Process A reads value of in(i.e. 7) but before inserting the name of the document to be printed in index 7, the CPU decides to schedule process B.
Now, process B also reads in, and also gets 7. Process B now continues to run and stores the name of its file in slot 7 and updates in to be an 8.

After some time process A runs again. It looks at value of in stored in its local variable and finds a 7 there, and writes its file name in slot 7.Then it increments value of in and sets in to 8.The printer daemon will not notice anything wrong, but process B will never receive any output. Situations like this are called race conditions.

System Calls (Operating System)

System calls are the interface between the operating system and the user programs. Access to the operating system is done through system calls.
Each system call has a procedure associated with it so that calls to the operating system can be done in a similar way as that of normal procedure call.
When we call one of these procedures it places the parameters into registers and informs the operating system that there is some work to be done. When a system call is made TRAP instruction is executed. This instruction switches the CPU from user mode to kernel (or supervisor) mode.

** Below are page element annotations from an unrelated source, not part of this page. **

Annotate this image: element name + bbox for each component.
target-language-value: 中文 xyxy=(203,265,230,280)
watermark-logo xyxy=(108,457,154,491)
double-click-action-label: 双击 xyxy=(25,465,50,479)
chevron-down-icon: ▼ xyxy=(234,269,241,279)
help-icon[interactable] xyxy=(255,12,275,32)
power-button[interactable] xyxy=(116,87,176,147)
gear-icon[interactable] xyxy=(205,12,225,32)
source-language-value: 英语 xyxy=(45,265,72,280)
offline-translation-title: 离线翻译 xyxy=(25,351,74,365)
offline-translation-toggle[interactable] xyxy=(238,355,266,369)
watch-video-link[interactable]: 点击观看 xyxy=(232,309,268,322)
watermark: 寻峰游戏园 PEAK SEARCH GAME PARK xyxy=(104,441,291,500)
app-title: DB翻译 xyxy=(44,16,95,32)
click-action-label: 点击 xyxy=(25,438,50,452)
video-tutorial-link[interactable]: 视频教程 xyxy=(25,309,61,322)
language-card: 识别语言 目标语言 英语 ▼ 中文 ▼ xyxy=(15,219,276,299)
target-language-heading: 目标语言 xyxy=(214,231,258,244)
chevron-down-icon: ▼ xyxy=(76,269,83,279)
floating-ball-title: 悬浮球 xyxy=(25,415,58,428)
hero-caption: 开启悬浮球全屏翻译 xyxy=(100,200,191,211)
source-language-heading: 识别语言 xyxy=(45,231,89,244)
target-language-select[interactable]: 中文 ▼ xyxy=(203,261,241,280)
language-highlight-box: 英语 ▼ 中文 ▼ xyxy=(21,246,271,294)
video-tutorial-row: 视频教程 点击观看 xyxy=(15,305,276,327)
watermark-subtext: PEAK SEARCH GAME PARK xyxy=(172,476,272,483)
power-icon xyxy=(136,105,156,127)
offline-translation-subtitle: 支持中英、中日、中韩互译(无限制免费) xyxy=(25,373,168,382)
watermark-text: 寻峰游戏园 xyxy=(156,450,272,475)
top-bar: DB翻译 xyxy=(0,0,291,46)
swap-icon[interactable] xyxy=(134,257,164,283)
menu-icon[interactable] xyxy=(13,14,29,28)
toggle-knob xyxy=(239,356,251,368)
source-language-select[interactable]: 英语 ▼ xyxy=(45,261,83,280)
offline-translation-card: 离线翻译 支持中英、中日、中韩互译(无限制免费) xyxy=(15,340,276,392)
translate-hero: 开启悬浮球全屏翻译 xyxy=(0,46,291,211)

Eventually, the operating system will have completed the work and will return a result.
Making a system call is like making a special kind of procedure call, only system calls enter the kernel and procedure calls do not.
Example: count = read(file, buffer, nbytes);

To make this concept clearer, let us examine the read call written above. Calling program first pushes the parameters onto stack (steps 1-3) before calling the read library procedure (step 4), which actually makes the read system call.

The library procedure, possibly written in assembly language, typically puts the system call number in specified register (step 5). Then it executes a TRAP instruction to switch from user mode to kernel mode and start execution at a fixed address within the kernel (step 6).
The kernel code examines the system call number and then dispatches to the correct system call handler (step 7). At that point the system call handler runs (step 8).

Once the system call handler has completed its work, control may be returned to the user-space library procedure at the instruction following the TRAP instruction (step 9).
This procedure then returns to the user program in the usual way procedure calls return (step 10).
To finish the job, the user program has to clean up the stack, as it does after any procedure call (step 11).